Establishment of the Works Progress Administration

During the Great Depression on April 8, 1935, President Franklin D. Roosevelt (FDR) urged Congress to authorize $4.9 billion dollars towards the funding of a temporary federal works program called the Works Progress Administration (WPA). The largest relief program in American history, the WPA sponsored work projects designed for non-political aims that did not compete with the private sector. Managed daily by state and local jurisdictions, WPA projects helped unemployed, semi-skilled and unskilled workers find jobs in a wide range of occupations.

Building a Road

WPA Projects

One of the main occupational areas in which workers toiled was construction. Building public facilities, such as schools, airports, tennis courts, libraries, and storage dams, workers produced tangible results. They also built roads, highways, parks, bridges, and landing fields.

The WPA also sponsored projects focused on social and cultural needs of the public.

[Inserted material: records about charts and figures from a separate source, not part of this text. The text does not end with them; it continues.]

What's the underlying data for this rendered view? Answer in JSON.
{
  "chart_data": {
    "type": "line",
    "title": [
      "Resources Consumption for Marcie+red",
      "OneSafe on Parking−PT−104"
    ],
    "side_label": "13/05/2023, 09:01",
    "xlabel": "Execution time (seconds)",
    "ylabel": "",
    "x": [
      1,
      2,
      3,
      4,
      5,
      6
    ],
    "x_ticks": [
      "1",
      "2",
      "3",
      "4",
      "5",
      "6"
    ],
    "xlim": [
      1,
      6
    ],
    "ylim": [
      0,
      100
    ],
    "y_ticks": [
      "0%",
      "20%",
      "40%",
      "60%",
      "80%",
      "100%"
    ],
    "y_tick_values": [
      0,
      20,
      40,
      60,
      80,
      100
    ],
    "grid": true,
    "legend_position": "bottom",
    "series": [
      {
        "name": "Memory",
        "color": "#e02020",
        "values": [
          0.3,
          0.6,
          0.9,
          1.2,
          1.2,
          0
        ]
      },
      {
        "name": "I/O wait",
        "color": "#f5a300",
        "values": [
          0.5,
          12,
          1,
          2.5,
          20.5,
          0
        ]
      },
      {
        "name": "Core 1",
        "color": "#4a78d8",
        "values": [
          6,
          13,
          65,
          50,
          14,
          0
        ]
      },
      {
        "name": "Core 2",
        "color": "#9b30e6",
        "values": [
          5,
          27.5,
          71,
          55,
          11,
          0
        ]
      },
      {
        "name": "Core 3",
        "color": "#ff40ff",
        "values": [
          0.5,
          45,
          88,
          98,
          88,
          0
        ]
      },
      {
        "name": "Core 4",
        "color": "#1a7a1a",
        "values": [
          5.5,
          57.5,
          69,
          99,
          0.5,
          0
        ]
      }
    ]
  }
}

For example, the National Youth Administration had the major purpose of giving the young people of America valuable work experiences. The WPA was often labeled as the 'make work' program because of its successful community outreach: it employed over one-third of the nation's 10 million unemployed.

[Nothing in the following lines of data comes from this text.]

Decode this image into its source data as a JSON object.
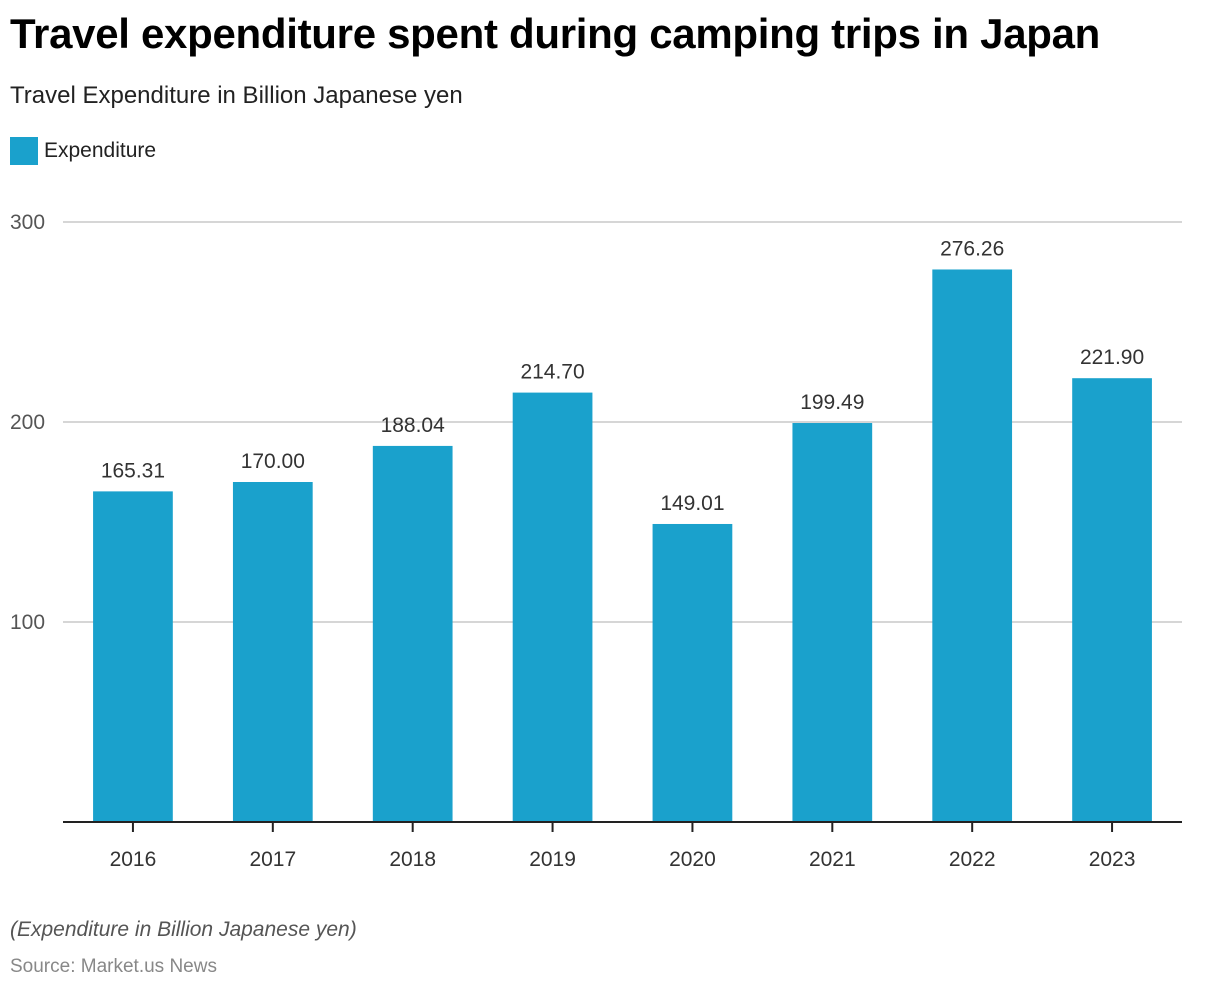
{
  "chart_data": {
    "type": "bar",
    "title": "Travel expenditure spent during camping trips in Japan",
    "subtitle": "Travel Expenditure in Billion Japanese yen",
    "categories": [
      "2016",
      "2017",
      "2018",
      "2019",
      "2020",
      "2021",
      "2022",
      "2023"
    ],
    "series": [
      {
        "name": "Expenditure",
        "color": "#1aa1cc",
        "values": [
          165.31,
          170.0,
          188.04,
          214.7,
          149.01,
          199.49,
          276.26,
          221.9
        ],
        "value_labels": [
          "165.31",
          "170.00",
          "188.04",
          "214.70",
          "149.01",
          "199.49",
          "276.26",
          "221.90"
        ]
      }
    ],
    "xlabel": "",
    "ylabel": "",
    "ylim": [
      0,
      300
    ],
    "yticks": [
      100,
      200,
      300
    ],
    "ytick_labels": [
      "100",
      "200",
      "300"
    ],
    "grid": true,
    "legend_position": "top-left",
    "note": "(Expenditure in Billion Japanese yen)",
    "source": "Source: Market.us News"
  }
}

Federal One was the title given to the collection of projects developed for the purpose of infusing the public with arts-related jobs for professional and white-collar workers. Four of the most impressive projects were the Federal Art Project (FAP), the Federal Music Project (FMP), the Federal Theater Project (FTP), and the Federal Writers' Project (FWP). The objective of each of these projects was to create works of art that represented the respective category. For example, FAP workers were paid to make posters, paintings, sculptures and other visual arts; while FMP workers were comprised of unemployed musicians who could be trained and rehabilitated.

WPA Poster

In terms of WPA results, far more men than women participated in the program, and African Americans made up 15% of the WPA workers. The WPA Education Program enabled these minorities to study and achieve literacy and to become teachers as well as craftsmen. Overall, the popularity of WPA spread as it helped to improve the public good. Consequently, President Roosevelt's own popularity grew, and in the 1936 election, he had a resounding victory.

Critcism of the WPA

Although WPA was popular with many citizens, it also had its critics. The supporters of the WPA were great in number due to its success. They maintained that the WPA had ushered in a new time of hope and prosperity for the Americans. Harry Hopkins, WPA administrator, believed that the cost of WPA was well worth its efforts to provide employable people with over a million jobs, and he famously stated, 'Give a man a dole, and you save his body and destroy his spirit. Give him a job and you save both body and spirit.'

Nevertheless, opponents of the WPA denounced it for a number of reasons. They claimed that the program was wasteful and prone to political maneuvering. These critics thought that the WPA might become a political force in its own right and control policies and elections. When Hopkins insisted that the WPA would become permanent and enlarged, critics' objections were fueled even further.